Re: Hive on Spark knobs

2016-01-29 Thread Ruslan Dautkhanov
Yep, I tried that. It seems you're right. Got an error that execution
engine has to be set to mr.

hive.execution.engine = mr

I did not keep exact error message/stack. It's probably disabled explicitly.


-- 
Ruslan Dautkhanov

On Thu, Jan 28, 2016 at 7:03 AM, Todd  wrote:

> Did you run hive on spark with spark 1.5 and hive 1.1?
> I think hive on spark doesn't support spark 1.5. There are compatibility
> issues.
>
>
> At 2016-01-28 01:51:43, "Ruslan Dautkhanov"  wrote:
>
>
> https://cwiki.apache.org/confluence/display/Hive/Hive+on+Spark%3A+Getting+Started
>
> There are quite a lot of knobs to tune for Hive on Spark.
>
> Above page recommends following settings:
>
> mapreduce.input.fileinputformat.split.maxsize=75000
>> hive.vectorized.execution.enabled=true
>> hive.cbo.enable=true
>> hive.optimize.reducededuplication.min.reducer=4
>> hive.optimize.reducededuplication=true
>> hive.orc.splits.include.file.footer=false
>> hive.merge.mapfiles=true
>> hive.merge.sparkfiles=false
>> hive.merge.smallfiles.avgsize=1600
>> hive.merge.size.per.task=25600
>> hive.merge.orcfile.stripe.level=true
>> hive.auto.convert.join=true
>> hive.auto.convert.join.noconditionaltask=true
>> hive.auto.convert.join.noconditionaltask.size=894435328
>> hive.optimize.bucketmapjoin.sortedmerge=false
>> hive.map.aggr.hash.percentmemory=0.5
>> hive.map.aggr=true
>> hive.optimize.sort.dynamic.partition=false
>> hive.stats.autogather=true
>> hive.stats.fetch.column.stats=true
>> hive.vectorized.execution.reduce.enabled=false
>> hive.vectorized.groupby.checkinterval=4096
>> hive.vectorized.groupby.flush.percent=0.1
>> hive.compute.query.using.stats=true
>> hive.limit.pushdown.memory.usage=0.4
>> hive.optimize.index.filter=true
>> hive.exec.reducers.bytes.per.reducer=67108864
>> hive.smbjoin.cache.rows=1
>> hive.exec.orc.default.stripe.size=67108864
>> hive.fetch.task.conversion=more
>> hive.fetch.task.conversion.threshold=1073741824
>> hive.fetch.task.aggr=false
>> mapreduce.input.fileinputformat.list-status.num-threads=5
>> spark.kryo.referenceTracking=false
>>
>> spark.kryo.classesToRegister=org.apache.hadoop.hive.ql.io.HiveKey,org.apache.hadoop.io.BytesWritable,org.apache.hadoop.hive.ql.exec.vector.VectorizedRowBatch
>
>
> Did it work for everybody? It may take days if not weeks to try to tune
> all of these parameters for a specific job.
>
> We're on Spark 1.5 / Hive 1.1.
>
>
> ps. We have a job that can't get working well as a Hive job, so thought to
> use Hive on Spark instead. (a 3-table full outer joins with group by +
> collect_list). Spark should handle this much better.
>
>
> Ruslan
>
>
>


Hive on Spark knobs

2016-01-27 Thread Ruslan Dautkhanov
https://cwiki.apache.org/confluence/display/Hive/Hive+on+Spark%3A+Getting+Started

There are quite a lot of knobs to tune for Hive on Spark.
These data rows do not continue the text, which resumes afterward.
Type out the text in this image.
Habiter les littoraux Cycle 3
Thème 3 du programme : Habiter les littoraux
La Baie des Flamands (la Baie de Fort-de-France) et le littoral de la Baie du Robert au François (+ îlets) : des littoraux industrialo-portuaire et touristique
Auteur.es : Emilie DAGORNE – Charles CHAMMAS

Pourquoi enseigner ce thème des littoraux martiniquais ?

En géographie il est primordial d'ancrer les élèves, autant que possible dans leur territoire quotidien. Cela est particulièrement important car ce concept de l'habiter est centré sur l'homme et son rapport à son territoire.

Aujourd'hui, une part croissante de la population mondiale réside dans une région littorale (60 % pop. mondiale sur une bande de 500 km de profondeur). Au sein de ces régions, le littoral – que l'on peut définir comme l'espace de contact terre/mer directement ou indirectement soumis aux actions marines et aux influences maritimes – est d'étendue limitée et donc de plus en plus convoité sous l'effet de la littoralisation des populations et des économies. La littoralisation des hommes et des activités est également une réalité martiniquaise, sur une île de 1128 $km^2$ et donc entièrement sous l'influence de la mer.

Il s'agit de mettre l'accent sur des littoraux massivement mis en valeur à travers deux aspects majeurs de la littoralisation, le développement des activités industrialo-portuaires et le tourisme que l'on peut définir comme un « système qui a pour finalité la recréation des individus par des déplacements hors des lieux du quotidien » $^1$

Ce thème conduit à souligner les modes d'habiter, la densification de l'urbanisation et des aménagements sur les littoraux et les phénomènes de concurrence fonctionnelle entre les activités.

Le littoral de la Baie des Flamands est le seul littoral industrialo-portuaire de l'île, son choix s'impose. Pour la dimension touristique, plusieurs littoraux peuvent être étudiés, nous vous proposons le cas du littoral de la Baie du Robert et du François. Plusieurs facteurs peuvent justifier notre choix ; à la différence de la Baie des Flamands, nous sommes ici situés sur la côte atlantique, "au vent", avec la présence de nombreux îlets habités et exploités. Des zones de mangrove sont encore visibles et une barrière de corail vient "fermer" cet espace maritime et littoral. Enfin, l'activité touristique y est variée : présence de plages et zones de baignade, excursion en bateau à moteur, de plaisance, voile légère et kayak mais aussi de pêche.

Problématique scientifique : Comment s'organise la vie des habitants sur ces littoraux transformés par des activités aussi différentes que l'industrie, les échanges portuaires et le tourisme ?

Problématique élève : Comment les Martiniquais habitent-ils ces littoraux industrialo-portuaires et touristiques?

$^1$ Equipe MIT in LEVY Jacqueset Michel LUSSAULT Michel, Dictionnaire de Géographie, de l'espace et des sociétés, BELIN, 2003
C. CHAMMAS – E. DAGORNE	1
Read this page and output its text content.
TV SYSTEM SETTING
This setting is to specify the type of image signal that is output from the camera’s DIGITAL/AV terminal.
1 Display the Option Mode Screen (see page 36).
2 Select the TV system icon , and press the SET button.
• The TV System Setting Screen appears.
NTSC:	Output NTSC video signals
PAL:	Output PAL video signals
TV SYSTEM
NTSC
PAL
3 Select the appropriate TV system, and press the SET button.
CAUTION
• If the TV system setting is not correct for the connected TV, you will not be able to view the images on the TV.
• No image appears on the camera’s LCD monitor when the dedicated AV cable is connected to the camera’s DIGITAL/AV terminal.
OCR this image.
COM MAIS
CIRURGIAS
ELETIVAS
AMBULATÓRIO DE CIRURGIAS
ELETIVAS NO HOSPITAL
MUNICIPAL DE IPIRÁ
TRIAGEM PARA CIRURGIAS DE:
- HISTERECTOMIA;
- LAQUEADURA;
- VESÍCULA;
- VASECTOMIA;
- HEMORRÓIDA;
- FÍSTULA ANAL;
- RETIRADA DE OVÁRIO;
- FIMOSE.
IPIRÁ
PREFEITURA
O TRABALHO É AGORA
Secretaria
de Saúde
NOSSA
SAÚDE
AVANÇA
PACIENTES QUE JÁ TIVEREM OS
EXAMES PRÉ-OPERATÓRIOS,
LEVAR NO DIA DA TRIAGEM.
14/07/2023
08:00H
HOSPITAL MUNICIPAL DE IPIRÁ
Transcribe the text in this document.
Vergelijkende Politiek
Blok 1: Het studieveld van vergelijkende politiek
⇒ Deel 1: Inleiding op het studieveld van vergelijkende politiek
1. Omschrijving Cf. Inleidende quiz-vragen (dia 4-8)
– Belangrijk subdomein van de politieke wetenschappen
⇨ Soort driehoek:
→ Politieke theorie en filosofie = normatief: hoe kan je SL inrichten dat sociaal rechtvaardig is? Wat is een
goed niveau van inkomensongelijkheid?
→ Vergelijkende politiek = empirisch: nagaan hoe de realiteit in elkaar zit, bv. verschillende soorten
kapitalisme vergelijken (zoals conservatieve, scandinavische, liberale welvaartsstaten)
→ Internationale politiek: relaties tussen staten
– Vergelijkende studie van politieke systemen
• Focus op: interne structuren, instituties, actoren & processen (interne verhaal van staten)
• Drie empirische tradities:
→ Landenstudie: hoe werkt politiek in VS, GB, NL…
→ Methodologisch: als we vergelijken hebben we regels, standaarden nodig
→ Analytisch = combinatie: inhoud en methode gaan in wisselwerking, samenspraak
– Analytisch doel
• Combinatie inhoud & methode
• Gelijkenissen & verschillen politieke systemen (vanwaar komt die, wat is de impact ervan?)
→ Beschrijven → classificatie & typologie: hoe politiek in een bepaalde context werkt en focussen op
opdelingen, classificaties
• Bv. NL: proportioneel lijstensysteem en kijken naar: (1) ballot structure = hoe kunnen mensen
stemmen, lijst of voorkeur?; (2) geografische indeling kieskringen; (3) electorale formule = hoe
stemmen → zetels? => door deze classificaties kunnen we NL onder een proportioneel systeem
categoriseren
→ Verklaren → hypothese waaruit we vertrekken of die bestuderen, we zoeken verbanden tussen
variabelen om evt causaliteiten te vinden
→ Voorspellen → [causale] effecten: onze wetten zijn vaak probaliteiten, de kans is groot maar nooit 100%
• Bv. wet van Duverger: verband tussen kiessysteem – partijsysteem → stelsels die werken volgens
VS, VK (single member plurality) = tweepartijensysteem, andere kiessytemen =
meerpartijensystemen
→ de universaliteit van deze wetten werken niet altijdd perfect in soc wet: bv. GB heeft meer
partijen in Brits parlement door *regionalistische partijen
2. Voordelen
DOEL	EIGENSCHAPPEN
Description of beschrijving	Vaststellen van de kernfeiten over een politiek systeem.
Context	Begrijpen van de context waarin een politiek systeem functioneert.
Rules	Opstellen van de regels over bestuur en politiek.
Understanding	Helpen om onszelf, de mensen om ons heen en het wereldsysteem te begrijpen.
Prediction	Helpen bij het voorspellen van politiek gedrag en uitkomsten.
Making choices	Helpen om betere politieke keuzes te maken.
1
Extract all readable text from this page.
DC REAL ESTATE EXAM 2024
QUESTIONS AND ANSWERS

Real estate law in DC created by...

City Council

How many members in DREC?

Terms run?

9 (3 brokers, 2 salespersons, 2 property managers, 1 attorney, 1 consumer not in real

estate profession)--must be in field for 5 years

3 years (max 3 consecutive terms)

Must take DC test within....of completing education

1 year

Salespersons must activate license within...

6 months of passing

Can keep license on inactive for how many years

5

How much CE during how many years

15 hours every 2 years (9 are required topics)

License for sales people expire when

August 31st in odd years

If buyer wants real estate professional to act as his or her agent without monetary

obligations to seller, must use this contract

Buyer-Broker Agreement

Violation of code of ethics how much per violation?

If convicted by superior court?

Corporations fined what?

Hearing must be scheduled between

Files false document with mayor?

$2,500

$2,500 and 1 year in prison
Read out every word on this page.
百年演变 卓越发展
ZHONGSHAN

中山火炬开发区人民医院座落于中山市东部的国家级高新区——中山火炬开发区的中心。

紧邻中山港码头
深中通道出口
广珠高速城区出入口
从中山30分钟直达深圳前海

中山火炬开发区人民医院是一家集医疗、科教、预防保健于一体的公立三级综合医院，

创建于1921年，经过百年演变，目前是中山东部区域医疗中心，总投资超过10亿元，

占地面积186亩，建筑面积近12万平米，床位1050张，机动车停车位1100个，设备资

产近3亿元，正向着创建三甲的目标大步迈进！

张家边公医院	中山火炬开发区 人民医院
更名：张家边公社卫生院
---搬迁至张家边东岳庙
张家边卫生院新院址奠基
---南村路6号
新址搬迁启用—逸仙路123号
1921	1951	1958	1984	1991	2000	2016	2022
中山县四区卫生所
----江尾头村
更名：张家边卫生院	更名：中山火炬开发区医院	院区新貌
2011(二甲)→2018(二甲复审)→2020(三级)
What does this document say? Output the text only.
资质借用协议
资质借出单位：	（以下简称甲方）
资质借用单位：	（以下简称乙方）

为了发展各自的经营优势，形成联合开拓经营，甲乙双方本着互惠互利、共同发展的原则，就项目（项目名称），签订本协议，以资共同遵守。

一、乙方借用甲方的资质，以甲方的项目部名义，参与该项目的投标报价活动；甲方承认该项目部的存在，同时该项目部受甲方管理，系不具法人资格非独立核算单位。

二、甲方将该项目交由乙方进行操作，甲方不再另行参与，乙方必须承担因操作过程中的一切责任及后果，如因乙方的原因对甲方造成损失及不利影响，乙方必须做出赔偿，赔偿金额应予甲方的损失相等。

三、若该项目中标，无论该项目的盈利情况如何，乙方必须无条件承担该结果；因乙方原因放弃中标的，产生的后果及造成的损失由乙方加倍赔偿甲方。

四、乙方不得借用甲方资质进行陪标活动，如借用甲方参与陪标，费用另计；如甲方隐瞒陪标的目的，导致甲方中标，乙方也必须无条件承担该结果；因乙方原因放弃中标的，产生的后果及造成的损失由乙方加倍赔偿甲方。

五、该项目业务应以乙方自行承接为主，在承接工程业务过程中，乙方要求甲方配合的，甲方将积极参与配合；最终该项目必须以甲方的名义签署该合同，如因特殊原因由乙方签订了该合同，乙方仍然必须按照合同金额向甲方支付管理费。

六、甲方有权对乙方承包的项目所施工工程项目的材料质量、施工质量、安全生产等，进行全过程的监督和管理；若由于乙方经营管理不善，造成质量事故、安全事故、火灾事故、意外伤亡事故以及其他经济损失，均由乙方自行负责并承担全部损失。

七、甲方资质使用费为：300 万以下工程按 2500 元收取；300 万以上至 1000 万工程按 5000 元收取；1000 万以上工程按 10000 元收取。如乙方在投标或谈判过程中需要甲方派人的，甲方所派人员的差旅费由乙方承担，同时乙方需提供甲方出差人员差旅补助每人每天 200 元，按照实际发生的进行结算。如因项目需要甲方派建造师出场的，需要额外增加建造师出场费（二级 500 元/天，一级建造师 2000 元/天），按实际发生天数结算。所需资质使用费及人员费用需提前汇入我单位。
Above page recommends following settings:

mapreduce.input.fileinputformat.split.maxsize=75000
> hive.vectorized.execution.enabled=true
> hive.cbo.enable=true
> hive.optimize.reducededuplication.min.reducer=4
> hive.optimize.reducededuplication=true
> hive.orc.splits.include.file.footer=false
> hive.merge.mapfiles=true
> hive.merge.sparkfiles=false
> hive.merge.smallfiles.avgsize=1600
> hive.merge.size.per.task=25600
> hive.merge.orcfile.stripe.level=true
> hive.auto.convert.join=true
> hive.auto.convert.join.noconditionaltask=true
> hive.auto.convert.join.noconditionaltask.size=894435328
> hive.optimize.bucketmapjoin.sortedmerge=false
> hive.map.aggr.hash.percentmemory=0.5
> hive.map.aggr=true
> hive.optimize.sort.dynamic.partition=false
> hive.stats.autogather=true
> hive.stats.fetch.column.stats=true
> hive.vectorized.execution.reduce.enabled=false
> hive.vectorized.groupby.checkinterval=4096
> hive.vectorized.groupby.flush.percent=0.1
> hive.compute.query.using.stats=true
> hive.limit.pushdown.memory.usage=0.4
> hive.optimize.index.filter=true
> hive.exec.reducers.bytes.per.reducer=67108864
> hive.smbjoin.cache.rows=1
> hive.exec.orc.default.stripe.size=67108864
> hive.fetch.task.conversion=more
> hive.fetch.task.conversion.threshold=1073741824
> hive.fetch.task.aggr=false
> mapreduce.input.fileinputformat.list-status.num-threads=5
> spark.kryo.referenceTracking=false
>
> spark.kryo.classesToRegister=org.apache.hadoop.hive.ql.io.HiveKey,org.apache.hadoop.io.BytesWritable,org.apache.hadoop.hive.ql.exec.vector.VectorizedRowBatch


Did it work for everybody? It may take days if not weeks to try to tune all
of these parameters for a specific job.

We're on Spark 1.5 / Hive 1.1.


ps. We have a job that can't get working well as a Hive job, so thought to
use Hive on Spark instead. (a 3-table full outer joins with group by +
collect_list). Spark should handle this much better.


Ruslan